Waseem Ahmad Siddiqui, Taha Elgazi ve Ferhat Kentel, ‘Zorla kaybetme: Mültecilerin gündelik istisna hali, kaygı ve kırılganlık’ üzerine konuşuyor ve insan(lık) hallerini, insanlıktan çıkma hallerini, duygulu hallerini ve birlikte yaşama ihtimallerini tartışıyorlar.
Waseem Ahmad Siddiqui: Merhaba dostlar, hepinize günaydın ve sarılıyorum. Burası Açık Radyo, 95.0. Ferhat Kentel, Taha Elgazi ve ben -Waseem Ahmad Siddiqui- ile birliktesiniz.
Bugün en kısa ve en çarpıcı bir soru ile başlamak istiyoruz. Bu soru Jacques Lacan’ın sürekli sorduğu bir soru. Yaşamak ile ilgili, daha doğrusu yaşamın talihsizliği ile ilgili ve şöyle bir soru soruyor; ‘Ben ne yaşadım?’, ‘Az önce ne yaşadım?’ Bu soru, bir gerisinde sürekli gitmeye çalışıyor.
Korku, kaygı, endişe ve kayıp ile ilgili bir soru bu…Lacan’ın bu sorduğu soruyu, bugün tekrar soruyorum.
Ne yaşadık? Ne yaşıyoruz? Nedir bu yaşadığımız?
Geçen yayında geri gönderme merkezinde yaşayan mültecilerin insan hakları ihlali ile ilgili konuştuk. Bugün yine bununla bağlı bir konu ‘kayıp’ ya da ‘zorla kaybetme’ konusu ile ilgili konuşacağız.
Bu kayıp olan ya da ortalıkta yok olan, bizim adlandırdığımız mültecilerin, en altta kalan insanların, arkalarında aileleri bekliyor, çocukları bekliyor; ‘Eşim nerede?’, ‘Babam nerede?’ ve ‘Annem nerede?’ diye sorular soruluyor.
Arkalarında aileler bekliyor, çocukları bekliyor, kimse kimseye ulaşamıyor. Özellikle, bu bıraktığımız genel seçimlerden sonra, 14 Mayıs 2023’te devam eden bir insan hakları ihlali yaşanıyor.

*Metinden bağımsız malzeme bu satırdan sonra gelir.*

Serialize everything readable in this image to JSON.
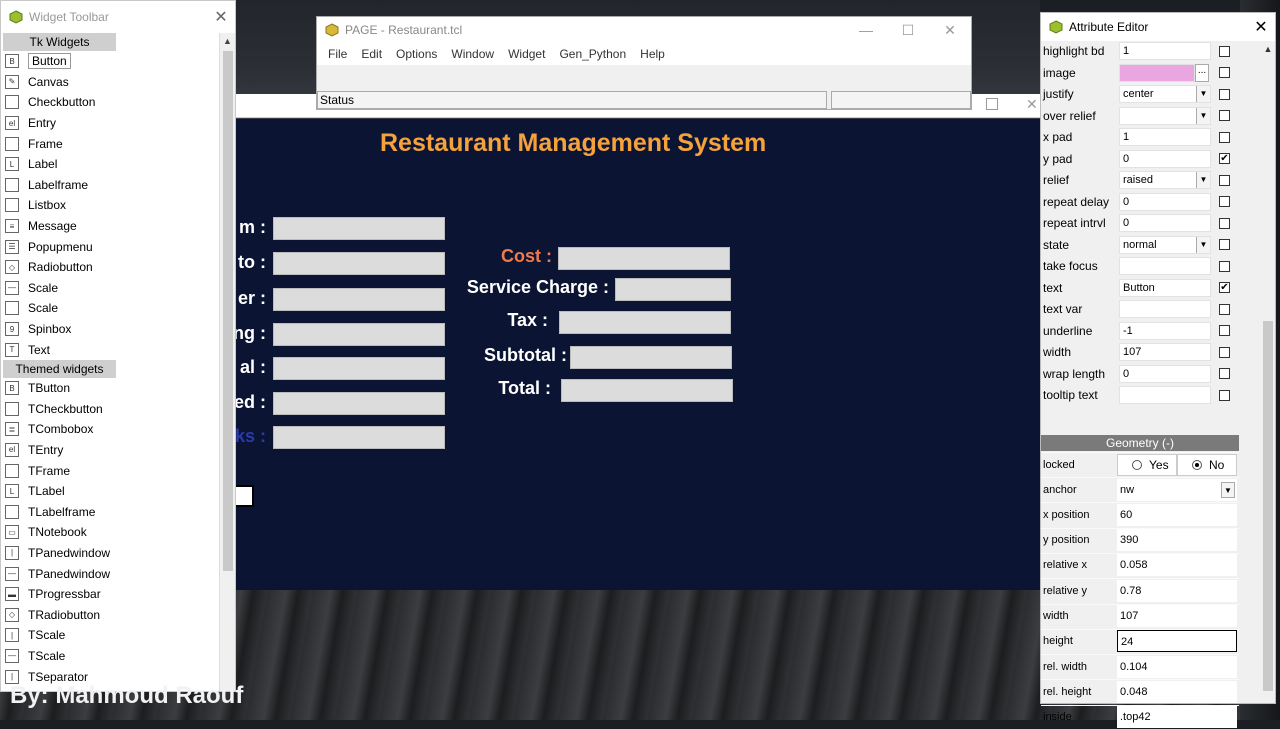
{
  "toolbar": {
    "title": "Widget Toolbar",
    "tk_header": "Tk Widgets",
    "tk_items": [
      {
        "label": "Button",
        "icon": "button-icon",
        "glyph": "B",
        "selected": true
      },
      {
        "label": "Canvas",
        "icon": "canvas-icon",
        "glyph": "✎"
      },
      {
        "label": "Checkbutton",
        "icon": "checkbutton-icon",
        "glyph": ""
      },
      {
        "label": "Entry",
        "icon": "entry-icon",
        "glyph": "el"
      },
      {
        "label": "Frame",
        "icon": "frame-icon",
        "glyph": ""
      },
      {
        "label": "Label",
        "icon": "label-icon",
        "glyph": "L"
      },
      {
        "label": "Labelframe",
        "icon": "labelframe-icon",
        "glyph": ""
      },
      {
        "label": "Listbox",
        "icon": "listbox-icon",
        "glyph": ""
      },
      {
        "label": "Message",
        "icon": "message-icon",
        "glyph": "≡"
      },
      {
        "label": "Popupmenu",
        "icon": "popupmenu-icon",
        "glyph": "☰"
      },
      {
        "label": "Radiobutton",
        "icon": "radiobutton-icon",
        "glyph": "◇"
      },
      {
        "label": "Scale",
        "icon": "scale-icon",
        "glyph": "—"
      },
      {
        "label": "Scale",
        "icon": "scale-icon",
        "glyph": ""
      },
      {
        "label": "Spinbox",
        "icon": "spinbox-icon",
        "glyph": "9"
      },
      {
        "label": "Text",
        "icon": "text-icon",
        "glyph": "T"
      }
    ],
    "themed_header": "Themed widgets",
    "themed_items": [
      {
        "label": "TButton",
        "icon": "tbutton-icon",
        "glyph": "B"
      },
      {
        "label": "TCheckbutton",
        "icon": "tcheckbutton-icon",
        "glyph": ""
      },
      {
        "label": "TCombobox",
        "icon": "tcombobox-icon",
        "glyph": "≣"
      },
      {
        "label": "TEntry",
        "icon": "tentry-icon",
        "glyph": "el"
      },
      {
        "label": "TFrame",
        "icon": "tframe-icon",
        "glyph": ""
      },
      {
        "label": "TLabel",
        "icon": "tlabel-icon",
        "glyph": "L"
      },
      {
        "label": "TLabelframe",
        "icon": "tlabelframe-icon",
        "glyph": ""
      },
      {
        "label": "TNotebook",
        "icon": "tnotebook-icon",
        "glyph": "▭"
      },
      {
        "label": "TPanedwindow",
        "icon": "tpanedwindow-icon",
        "glyph": "|"
      },
      {
        "label": "TPanedwindow",
        "icon": "tpanedwindow-icon",
        "glyph": "—"
      },
      {
        "label": "TProgressbar",
        "icon": "tprogressbar-icon",
        "glyph": "▬"
      },
      {
        "label": "TRadiobutton",
        "icon": "tradiobutton-icon",
        "glyph": "◇"
      },
      {
        "label": "TScale",
        "icon": "tscale-icon",
        "glyph": "|"
      },
      {
        "label": "TScale",
        "icon": "tscale-icon",
        "glyph": "—"
      },
      {
        "label": "TSeparator",
        "icon": "tseparator-icon",
        "glyph": "|"
      }
    ],
    "signature": "By: Mahmoud Raouf"
  },
  "page_window": {
    "title": "PAGE - Restaurant.tcl",
    "menu": [
      "File",
      "Edit",
      "Options",
      "Window",
      "Widget",
      "Gen_Python",
      "Help"
    ],
    "status": "Status"
  },
  "form": {
    "title": "Restaurant Management System",
    "left_labels": [
      "m :",
      "to :",
      "er :",
      "ng :",
      "al :",
      "ed :",
      "ks :"
    ],
    "right_labels": {
      "cost": "Cost :",
      "service": "Service Charge :",
      "tax": "Tax :",
      "subtotal": "Subtotal :",
      "total": "Total :"
    }
  },
  "attr_editor": {
    "title": "Attribute Editor",
    "rows": [
      {
        "name": "highlight bd",
        "value": "1",
        "type": "text",
        "checked": false
      },
      {
        "name": "image",
        "value": "",
        "type": "image",
        "checked": false
      },
      {
        "name": "justify",
        "value": "center",
        "type": "combo",
        "checked": false
      },
      {
        "name": "over relief",
        "value": "",
        "type": "combo",
        "checked": false
      },
      {
        "name": "x pad",
        "value": "1",
        "type": "text",
        "checked": false
      },
      {
        "name": "y pad",
        "value": "0",
        "type": "text",
        "checked": true
      },
      {
        "name": "relief",
        "value": "raised",
        "type": "combo",
        "checked": false
      },
      {
        "name": "repeat delay",
        "value": "0",
        "type": "text",
        "checked": false
      },
      {
        "name": "repeat intrvl",
        "value": "0",
        "type": "text",
        "checked": false
      },
      {
        "name": "state",
        "value": "normal",
        "type": "combo",
        "checked": false
      },
      {
        "name": "take focus",
        "value": "",
        "type": "text",
        "checked": false
      },
      {
        "name": "text",
        "value": "Button",
        "type": "text",
        "checked": true
      },
      {
        "name": "text var",
        "value": "",
        "type": "text",
        "checked": false
      },
      {
        "name": "underline",
        "value": "-1",
        "type": "text",
        "checked": false
      },
      {
        "name": "width",
        "value": "107",
        "type": "text",
        "checked": false
      },
      {
        "name": "wrap length",
        "value": "0",
        "type": "text",
        "checked": false
      },
      {
        "name": "tooltip text",
        "value": "",
        "type": "text",
        "checked": false
      }
    ],
    "geometry_header": "Geometry (-)",
    "locked": {
      "label": "locked",
      "yes": "Yes",
      "no": "No",
      "selected": "No"
    },
    "geometry": [
      {
        "name": "anchor",
        "value": "nw",
        "type": "combo"
      },
      {
        "name": "x position",
        "value": "60",
        "type": "text"
      },
      {
        "name": "y position",
        "value": "390",
        "type": "text"
      },
      {
        "name": "relative x",
        "value": "0.058",
        "type": "text"
      },
      {
        "name": "relative y",
        "value": "0.78",
        "type": "text"
      },
      {
        "name": "width",
        "value": "107",
        "type": "text"
      },
      {
        "name": "height",
        "value": "24",
        "type": "text",
        "active": true
      },
      {
        "name": "rel. width",
        "value": "0.104",
        "type": "text"
      },
      {
        "name": "rel. height",
        "value": "0.048",
        "type": "text"
      },
      {
        "name": "inside",
        "value": ".top42",
        "type": "text"
      }
    ]
  }
}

Ne yaşıyoruz? Nedir bu yaşadığımız diyerek Taha Elgazi ile devam edelim. Ortalıktan kaybolan insanlar var, bireyler var. Sizden başlayalım, nasıl bir vaziyetteyiz?
Taha Elgazi: Herkese hayırlı günler, herkese günaydın diyelim. Ne yazık ki maalesef, yani günümüzün ilk saatlerinde acı hikayeleri konuşmamız, günümüzün duygusunu değiştirebilir. İnsanoğlu, ilk evinden çıkarken sabah saatlerinde mutlu ve umutlu şekilde yaşamayı hayal eder ama mülteci, göçmen, sığınmacı olduğunda maalesef gün içerisinde umut, hayat kelimesinin duygusu maalesef her gün git gide kayıp oluyor. Şimdi kayıp etme ya da zorla kayıp etme, son dönemlerde, aylarda maalesef sığınmacılarla ya da sığınmacı oluşum içerisinde sanki umumi bir nokta oldu. Geçenlerde bizi bir arkadaş aradı. Eşi 66 yaşlarında ve ortadan kayıp oldu. Kendisi engelli, iki ayağını Esed rejiminin bombaları nedeniyle kaybetti. Adam eşini arıyor. Eşi, saat 18:00 gibi aşağı inmiş ama eşinden herhangi bir bilgi alamadı. Polis merkezlerine gitti, göç merkezlerine gitti, Emniyet Müdürlüğü’ne gitti, bir haber alamadı. Adam engelli, eşi de hamile. Maalesef bir gün geçti, iki gün geçti, üç gün geçti, dördüncü gün kişi arıyor, ‘Ben İdlib’teyim. Beni sınır dışı ettiler.’ Şimdi madem İdlib’te ise kişinin sözünü istinaden diyor ki, ‘Benim içim rahatladı ama bu dört gün, hayatımda geçen bu dört gün, gecenin bir saati bile uyuyamadım. Benim gibi dört gün duygusunu başka biri yaşıyor olsaydı tahammül edemezdi. Hocam, zorla kayıp etme, hukuki ve uluslararası hukuka göre, 2010’da bir suç olarak teyit edildi. Birleşmiş Milletler’e (BM) bağlı olarak insan hakların heyetinin 2010 Sözleşmesi’ne istinaden, zorla kaybetme insan haklarının ihlali olarak bir suç olarak teyit edildi.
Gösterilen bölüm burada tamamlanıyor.